De administratieve akte bevat als besluit de beslissing tot opname in het leegstandsregister. De datum van de administratieve akte geldt als de datum van de vaststelling van de leegstand.

Als uit de feitelijke indicaties niet onmiddellijk vastgesteld kan worden dat de leegstand minimaal twaalf opeenvolgende maanden aanhoudt, voert de administratie een tweede controle uit.

De administratie stelt de houders van het zakelijk recht per beveiligde zending in kennis van de beslissing tot opname van leegstaande gebouwen en woningen in het leegstandsregister. Deze kennisgeving omvat zowel de administratieve akte als het beschrijvende verslag.

Artikel 3: Verhouding tot andere inventarissen

Een gebouw dat of een woning die in aanmerking komt voor inventarisatie in de zin van hoofdstuk II van het decreet van 19 april 1995 houdende maatregelen ter bestrijding en voorkoming van leegstand en verwaarlozing van bedrijfsruimten, wordt nooit als een leegstaand gebouw of als een leegstaande woning beschouwd.
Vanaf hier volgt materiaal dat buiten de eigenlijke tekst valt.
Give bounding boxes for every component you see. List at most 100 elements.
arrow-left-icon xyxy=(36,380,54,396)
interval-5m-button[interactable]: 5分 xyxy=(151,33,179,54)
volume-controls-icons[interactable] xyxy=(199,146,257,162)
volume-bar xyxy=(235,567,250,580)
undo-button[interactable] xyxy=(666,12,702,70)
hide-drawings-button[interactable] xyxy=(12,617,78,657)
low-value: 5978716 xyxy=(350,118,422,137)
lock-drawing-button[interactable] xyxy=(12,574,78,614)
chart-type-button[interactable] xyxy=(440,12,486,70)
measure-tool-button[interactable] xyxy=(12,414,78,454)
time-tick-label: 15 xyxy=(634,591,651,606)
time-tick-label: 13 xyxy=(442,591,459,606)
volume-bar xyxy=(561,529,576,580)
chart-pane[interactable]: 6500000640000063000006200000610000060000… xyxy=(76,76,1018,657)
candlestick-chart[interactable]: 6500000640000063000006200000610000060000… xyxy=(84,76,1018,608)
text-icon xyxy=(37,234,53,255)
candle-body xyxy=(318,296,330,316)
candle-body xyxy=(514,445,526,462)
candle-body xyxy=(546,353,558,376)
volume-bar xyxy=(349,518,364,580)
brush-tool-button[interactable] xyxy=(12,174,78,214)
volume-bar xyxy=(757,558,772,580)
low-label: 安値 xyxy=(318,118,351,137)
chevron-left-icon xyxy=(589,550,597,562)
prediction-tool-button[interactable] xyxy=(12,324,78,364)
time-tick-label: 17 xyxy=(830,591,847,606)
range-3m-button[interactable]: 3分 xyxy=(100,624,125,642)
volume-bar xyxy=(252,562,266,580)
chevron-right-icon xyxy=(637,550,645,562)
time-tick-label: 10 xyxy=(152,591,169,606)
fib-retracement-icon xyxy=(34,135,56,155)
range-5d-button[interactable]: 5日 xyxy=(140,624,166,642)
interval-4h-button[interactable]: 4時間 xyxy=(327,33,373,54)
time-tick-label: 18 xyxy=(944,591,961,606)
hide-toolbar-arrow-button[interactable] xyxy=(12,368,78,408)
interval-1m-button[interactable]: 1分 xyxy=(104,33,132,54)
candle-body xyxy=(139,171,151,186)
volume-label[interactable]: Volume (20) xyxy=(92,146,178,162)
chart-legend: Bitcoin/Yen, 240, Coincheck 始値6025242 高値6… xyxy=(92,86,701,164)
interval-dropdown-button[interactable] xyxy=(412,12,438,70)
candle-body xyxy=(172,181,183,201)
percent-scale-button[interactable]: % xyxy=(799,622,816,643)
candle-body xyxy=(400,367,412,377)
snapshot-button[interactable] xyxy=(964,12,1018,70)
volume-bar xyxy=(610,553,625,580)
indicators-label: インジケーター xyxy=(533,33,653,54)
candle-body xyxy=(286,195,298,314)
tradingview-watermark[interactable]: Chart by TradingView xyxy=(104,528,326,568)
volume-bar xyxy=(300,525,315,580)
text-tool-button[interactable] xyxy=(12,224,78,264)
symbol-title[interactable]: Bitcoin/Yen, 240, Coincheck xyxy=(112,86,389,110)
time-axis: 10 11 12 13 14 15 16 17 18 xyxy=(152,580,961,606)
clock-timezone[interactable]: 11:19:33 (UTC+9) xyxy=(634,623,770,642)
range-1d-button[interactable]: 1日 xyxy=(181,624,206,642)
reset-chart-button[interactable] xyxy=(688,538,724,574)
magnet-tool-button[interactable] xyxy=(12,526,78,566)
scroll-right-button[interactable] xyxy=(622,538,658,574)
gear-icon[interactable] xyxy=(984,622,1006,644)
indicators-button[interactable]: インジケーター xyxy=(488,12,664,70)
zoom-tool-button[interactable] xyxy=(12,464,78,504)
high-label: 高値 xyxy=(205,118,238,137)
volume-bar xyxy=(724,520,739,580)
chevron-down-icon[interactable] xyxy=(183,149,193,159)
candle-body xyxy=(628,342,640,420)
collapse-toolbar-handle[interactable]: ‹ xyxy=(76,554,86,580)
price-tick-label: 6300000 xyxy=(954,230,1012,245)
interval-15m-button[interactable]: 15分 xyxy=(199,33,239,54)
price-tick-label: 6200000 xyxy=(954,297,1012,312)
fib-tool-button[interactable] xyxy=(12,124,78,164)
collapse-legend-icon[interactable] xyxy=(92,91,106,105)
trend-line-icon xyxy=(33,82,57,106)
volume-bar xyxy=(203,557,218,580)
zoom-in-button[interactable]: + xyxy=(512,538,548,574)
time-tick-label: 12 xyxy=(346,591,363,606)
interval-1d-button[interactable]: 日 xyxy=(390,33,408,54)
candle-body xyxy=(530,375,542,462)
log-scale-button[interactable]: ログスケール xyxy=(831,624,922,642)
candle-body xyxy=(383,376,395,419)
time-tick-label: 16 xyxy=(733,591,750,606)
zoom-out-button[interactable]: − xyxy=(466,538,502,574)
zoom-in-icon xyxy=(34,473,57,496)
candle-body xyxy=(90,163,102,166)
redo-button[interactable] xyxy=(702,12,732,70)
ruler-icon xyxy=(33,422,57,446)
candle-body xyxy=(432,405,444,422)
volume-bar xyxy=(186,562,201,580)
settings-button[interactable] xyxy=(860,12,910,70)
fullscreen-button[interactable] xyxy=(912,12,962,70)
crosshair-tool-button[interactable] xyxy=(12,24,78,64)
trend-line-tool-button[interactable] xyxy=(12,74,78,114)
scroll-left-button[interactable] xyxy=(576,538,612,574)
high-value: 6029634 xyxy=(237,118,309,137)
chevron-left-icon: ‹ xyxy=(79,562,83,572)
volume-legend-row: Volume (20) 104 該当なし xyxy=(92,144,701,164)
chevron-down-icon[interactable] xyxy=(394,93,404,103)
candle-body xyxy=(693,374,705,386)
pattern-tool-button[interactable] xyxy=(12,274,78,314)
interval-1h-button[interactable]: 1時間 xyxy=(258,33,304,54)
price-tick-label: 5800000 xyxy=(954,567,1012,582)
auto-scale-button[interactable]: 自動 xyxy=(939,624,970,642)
De bedrijfsruimten die op grond van artikel 2, 1°, van het decreet van 19 april 1995 houdende maatregelen ter bestrijding en voorkoming van leegstand en verwaarlozing van bedrijfsruimten worden uitgesloten van de toepassing van voormeld decreet, worden onder de aldaar vermelde voorwaarden evenmin als leegstaande gebouwen of woningen in de zin van dit reglement beschouwd.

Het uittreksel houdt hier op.